The euro fell to its lowest level against the dollar in a week as yields on U.S. bonds rise compared with those on European bonds. And, the New Zealand dollar soared to its strongest in a year and a half as traders scaled back bets that the central bank there would move to negative interest rates.
The dollar has started moving up with gains in equities in a switch from its safe-haven status during the COVID-19 crisis when it tended to move in the opposite direction, said Erik Nelson, macro strategist at Wells Fargo Securities.
The yield on 10-year U.S. Treasury notes rose to 0.972% on Wednesday, up from 0.82% on Friday. The dollar was up 0.5% on Wednesday against a basket of currencies after a flat day on Tuesday and a rise of 0.5% on Monday.
Tuesday’s pause in the dollar’s move showed continued restraint and caution about how beneficial the new vaccine will be and when. Coronavirus cases are increasing daily in the U.S. and Europe.

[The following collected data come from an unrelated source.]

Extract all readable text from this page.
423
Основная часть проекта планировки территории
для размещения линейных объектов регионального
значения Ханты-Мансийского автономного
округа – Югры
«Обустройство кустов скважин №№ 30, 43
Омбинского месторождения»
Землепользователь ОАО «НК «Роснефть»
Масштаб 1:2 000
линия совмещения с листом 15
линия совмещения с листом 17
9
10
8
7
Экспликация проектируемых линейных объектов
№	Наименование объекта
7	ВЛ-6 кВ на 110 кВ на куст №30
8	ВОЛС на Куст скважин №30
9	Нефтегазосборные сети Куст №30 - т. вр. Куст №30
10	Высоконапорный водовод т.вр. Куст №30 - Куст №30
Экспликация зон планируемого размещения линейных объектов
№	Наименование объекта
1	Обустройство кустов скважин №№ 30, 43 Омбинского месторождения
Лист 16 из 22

The euro was down 0.5% on the day to $1.175 against the dollar. The U.S. dollar rose 0.3% to 105.59 versus the Japanese yen. The dollar gained 0.7% against the trade-sensitive Norwegian crown to 9.087. The Aussie dollar fell 0.3% to 0.7263.
Sentiment for the dollar got a boost on Monday after Pfizer Inc and BioNTech said on Monday their experimental coronavirus vaccine was 90% effective.